Serie an Wolfsrissen: In der bisher erst kurzen Weide- und Almsaison haben Wölfe in der Steiermark bereits 23 Tiere teils in Hofnähe und am helllichten Tag tödlich gerissen.

Österreich

Bislang haben Wölfe 21 Schafe, ein Kalb und ein Jungrind tödlich gerissen. Bei der jüngsten Wolf-Attacke kam ein 300 Kilogramm schweres Jungrind auf der Kreuzenalm bei Trofaiach ums Leben.

Jetzt schlagen die Leobener Bauern Alarm. „Offenbar ist in unserer Gegend ein besonders aggressives Wolfspärchen auf Raubzug. Denn derart große Rinder können nicht von einem einzigen Problemwolf getötet werden. Hier müssen mindestens zwei Raubtiere zugeschlagen haben“, sagt der Leobener Kammerobmann Andreas Steinegger. Und weiter: „Im Kampf mit dem Jungrind wurden handgroße Wolfsfährten hinterlassen, etwa 100 Kilogramm Fleisch geschnappt, um möglicherweise auch die Nachkommen zu versorgen.“

Tierfreundliche Weidehaltung in Gefahr

Fußabdruck

Franz Titschenbacher, Präsident der Landwirtschaftskammer Steiermark, sieht die tierfreundliche Weide- und Almhaltung der bäuerlichen Familienbetriebe in der Region nun in ernster Gefahr: "Für die Tierhalter ist die Wolfsbedrohung zermürbend und untragbar." Die Gesellschaft wünsche sich Tierwohl, das die Bauern durch die Alm- und Weidehaltung auch liefern. Doch alle diese Tierwohl-Bemühungen würden durch den strengen Schutzstatus des Raubtieres Wolfes untergraben, weil es zu riskant sei, Tiere auf den Almen und Weiden grasen zu lassen.
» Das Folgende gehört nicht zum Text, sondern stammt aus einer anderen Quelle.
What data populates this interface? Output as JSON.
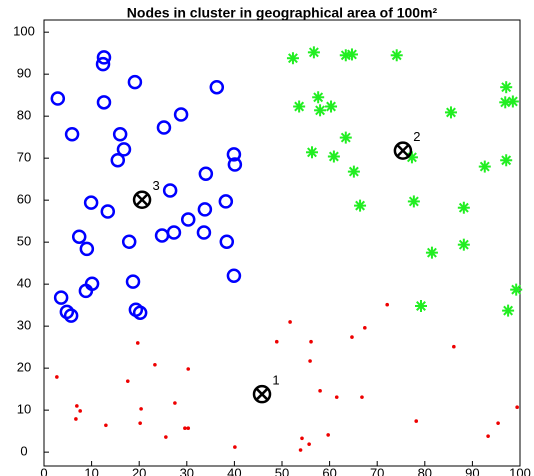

Titschenbacher verlangt deshalb: „Die Entnahme von Problemwölfen in landwirtschaftlich genutzten Räumen und im Siedlungsgebiet ist erforderlich.“ Das Bundesland Salzburg zeige dies bereits vor: Mitte Juni hat die Bezirkshauptmannschaft St. Johann der Entnahme eines Problemwolfs stattgegeben. Jedoch müsse sichergestellt werden, dass Problemwölfe rasch identifiziert und entsprechend rasch gehandelt werden könne.

Kammer sieht guten Erhaltungszustand erreicht

Nach Aussage der Landwirtschaftskammer Steiermark gibt es 20.000 Wölfe in Europa. Damit sei ein günstiger Erhaltungszustand gemäß Flora-Fauna-Habitat-Richtlinie erreicht. Durch die teils rapid wachsenden Wolfsbestände in Deutschland, Westpolen und den Nachbarländern wie Italien und der Slowakei sei in Österreich mit einem vermehrten Zuwachs der Wölfe zu rechnen. Derzeit haben sich österreichweit 50 Wölfe angesiedelt, die jährliche Wachstumsrate in Deutschland liege zwischen 36 und 38 Prozent, so die Kammer.